Ford akan bergabung dengan kelas teratas Kejuaraan Ketahanan Dunia mulai tahun 2027, yang juga berarti akan bersaing di ajang Le Mans 24 Jam. Balapan tersebut sudah lama menjadi salah satu dari daftar keinginan Verstappen, dan melalui kemitraan Red Bull-Ford di Formula 1, peluang bisa muncul bagi pembalap asal Belanda tersebut untuk turun di hypercar milik Ford – asalkan jadwal mengizinkan.
Peluang Baru bagi Verstappen
Pembalap mantan F1, Logan Sargeant, saat ini berlaga untuk Ford di WEC, meskipun tahun ini masih di kelas LMGT3. Mulai tahun depan, Sargeant akan memegang kemudi hypercar, yang rencananya akan mulai diuji coba di berbagai sirkuit akhir tahun ini.
Sargeant tentu akan menyambut baik Verstappen sebagai rekan setim di masa depan. “Nah, kalau dia yang mengemudikan, saya harap dia di mobil saya!” kata Sargeant tertawa dalam wawancara eksklusif dengan Motorsport.com.
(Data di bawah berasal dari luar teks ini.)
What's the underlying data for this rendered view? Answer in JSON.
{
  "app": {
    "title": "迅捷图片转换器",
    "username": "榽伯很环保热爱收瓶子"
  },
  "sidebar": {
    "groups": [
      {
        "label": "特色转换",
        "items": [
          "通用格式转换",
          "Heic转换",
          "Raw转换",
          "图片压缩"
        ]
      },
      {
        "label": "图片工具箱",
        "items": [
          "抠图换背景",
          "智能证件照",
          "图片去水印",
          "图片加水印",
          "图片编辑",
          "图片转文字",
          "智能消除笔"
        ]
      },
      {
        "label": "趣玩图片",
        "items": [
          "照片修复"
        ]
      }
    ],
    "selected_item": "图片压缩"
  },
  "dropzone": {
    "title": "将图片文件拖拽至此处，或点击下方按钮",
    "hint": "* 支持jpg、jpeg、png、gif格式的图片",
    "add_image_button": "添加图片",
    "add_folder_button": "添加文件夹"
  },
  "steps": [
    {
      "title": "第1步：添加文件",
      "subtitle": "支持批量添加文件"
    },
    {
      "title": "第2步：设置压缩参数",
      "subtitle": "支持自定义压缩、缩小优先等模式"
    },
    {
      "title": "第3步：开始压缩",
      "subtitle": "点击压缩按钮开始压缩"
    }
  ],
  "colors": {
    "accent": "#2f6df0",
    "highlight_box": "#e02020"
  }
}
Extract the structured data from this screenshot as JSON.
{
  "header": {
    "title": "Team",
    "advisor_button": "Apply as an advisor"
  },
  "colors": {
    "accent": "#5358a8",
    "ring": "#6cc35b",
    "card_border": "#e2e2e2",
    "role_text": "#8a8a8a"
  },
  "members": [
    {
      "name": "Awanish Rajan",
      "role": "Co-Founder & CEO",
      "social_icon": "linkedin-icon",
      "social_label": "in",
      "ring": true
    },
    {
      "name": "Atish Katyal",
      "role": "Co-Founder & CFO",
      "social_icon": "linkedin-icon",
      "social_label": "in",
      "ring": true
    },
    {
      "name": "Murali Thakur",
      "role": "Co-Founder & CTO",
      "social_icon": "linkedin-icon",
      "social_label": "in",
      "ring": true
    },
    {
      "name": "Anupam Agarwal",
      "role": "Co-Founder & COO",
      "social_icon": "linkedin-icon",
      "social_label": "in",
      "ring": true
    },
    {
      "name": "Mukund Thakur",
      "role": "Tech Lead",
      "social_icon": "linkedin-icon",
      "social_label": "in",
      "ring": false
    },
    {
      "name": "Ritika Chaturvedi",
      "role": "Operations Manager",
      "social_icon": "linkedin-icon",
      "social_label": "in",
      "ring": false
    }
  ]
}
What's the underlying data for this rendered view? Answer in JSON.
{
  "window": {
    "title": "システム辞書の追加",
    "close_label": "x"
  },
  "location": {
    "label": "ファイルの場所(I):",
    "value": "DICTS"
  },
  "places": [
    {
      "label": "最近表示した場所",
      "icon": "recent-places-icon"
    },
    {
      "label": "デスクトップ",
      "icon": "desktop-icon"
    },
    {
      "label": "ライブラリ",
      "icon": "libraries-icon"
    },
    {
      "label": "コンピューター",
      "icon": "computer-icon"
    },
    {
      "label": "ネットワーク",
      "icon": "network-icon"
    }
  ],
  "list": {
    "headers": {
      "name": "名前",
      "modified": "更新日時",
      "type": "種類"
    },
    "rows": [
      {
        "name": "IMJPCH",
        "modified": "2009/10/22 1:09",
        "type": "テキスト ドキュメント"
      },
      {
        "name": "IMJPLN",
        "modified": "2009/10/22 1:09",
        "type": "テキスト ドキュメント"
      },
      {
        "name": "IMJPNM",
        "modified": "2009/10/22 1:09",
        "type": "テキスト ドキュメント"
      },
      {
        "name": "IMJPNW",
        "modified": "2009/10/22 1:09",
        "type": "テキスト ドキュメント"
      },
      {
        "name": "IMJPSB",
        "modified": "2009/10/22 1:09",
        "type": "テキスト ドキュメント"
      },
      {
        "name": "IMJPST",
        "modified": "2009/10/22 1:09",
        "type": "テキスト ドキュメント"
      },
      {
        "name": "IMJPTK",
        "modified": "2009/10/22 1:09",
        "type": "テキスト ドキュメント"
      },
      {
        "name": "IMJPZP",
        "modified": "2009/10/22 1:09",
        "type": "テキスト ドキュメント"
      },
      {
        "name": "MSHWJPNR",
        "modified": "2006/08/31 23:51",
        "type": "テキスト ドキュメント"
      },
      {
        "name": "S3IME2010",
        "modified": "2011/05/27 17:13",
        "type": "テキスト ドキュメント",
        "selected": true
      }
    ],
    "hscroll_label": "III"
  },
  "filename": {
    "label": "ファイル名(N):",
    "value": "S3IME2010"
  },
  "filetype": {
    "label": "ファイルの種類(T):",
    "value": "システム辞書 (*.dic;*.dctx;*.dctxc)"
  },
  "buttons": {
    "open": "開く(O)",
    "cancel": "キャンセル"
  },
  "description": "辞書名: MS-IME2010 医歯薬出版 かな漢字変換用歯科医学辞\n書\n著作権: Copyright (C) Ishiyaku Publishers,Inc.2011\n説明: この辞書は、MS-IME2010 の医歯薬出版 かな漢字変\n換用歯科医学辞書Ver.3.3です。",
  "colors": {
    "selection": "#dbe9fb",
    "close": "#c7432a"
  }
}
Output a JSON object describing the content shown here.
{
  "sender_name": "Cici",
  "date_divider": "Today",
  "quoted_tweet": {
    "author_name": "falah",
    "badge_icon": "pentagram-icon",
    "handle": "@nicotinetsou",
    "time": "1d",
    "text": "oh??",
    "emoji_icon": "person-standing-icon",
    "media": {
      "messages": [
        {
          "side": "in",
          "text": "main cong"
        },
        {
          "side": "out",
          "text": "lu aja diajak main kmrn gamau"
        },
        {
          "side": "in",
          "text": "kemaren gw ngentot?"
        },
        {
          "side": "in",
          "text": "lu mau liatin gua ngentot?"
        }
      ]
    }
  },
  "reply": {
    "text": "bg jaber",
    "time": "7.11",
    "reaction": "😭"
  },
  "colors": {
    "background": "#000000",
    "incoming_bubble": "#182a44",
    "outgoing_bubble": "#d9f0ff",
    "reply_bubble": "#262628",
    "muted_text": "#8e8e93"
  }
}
“Itu pasti. Menurut pendapat saya, Max adalah yang terbaik sepanjang masa. Jadi jika saya bisa berbagi mobil dengannya, itu akan menjadi sebuah kehormatan besar dan keuntungan besar.”
Belajar dari Verstappen
Ketika ditanya apa sebenarnya keuntungan tersebut, Sargeant menjawab: “Nah, dia adalah pembalap tercepat di dunia. Dia kemungkinan besar akan mengalahkan semua orang. Saya lebih memilihnya di dalam mobil saya daripada yang lain.”
Menurut Sargeant, manfaatnya jauh melampaui sekadar memiliki rekan setim cepat yang dapat membantu memajukan tim. “Ini jauh lebih dari gaya mengemudi, melihat apa yang dia lakukan dengan alat-alat, putaran demi putaran, bagaimana dia membuat penyesuaian…
“Tentu saja, dia memiliki begitu banyak pengalaman dari Formula 1. Bagi dia, itu akan terasa seperti main plug and play. Ada begitu banyak yang bisa dipelajari dari seseorang seperti itu.
“Anda tidak memenangkan empat kejuaraan dunia tanpa kecepatan yang dimiliki Verstappen. Anda melihatnya, bahkan ketika dia tidak berada di mobil terbaik, dia tetap bisa menemukan cara untuk membuatnya berhasil. Dan itu tidak dapat dikatakan untuk semua orang.”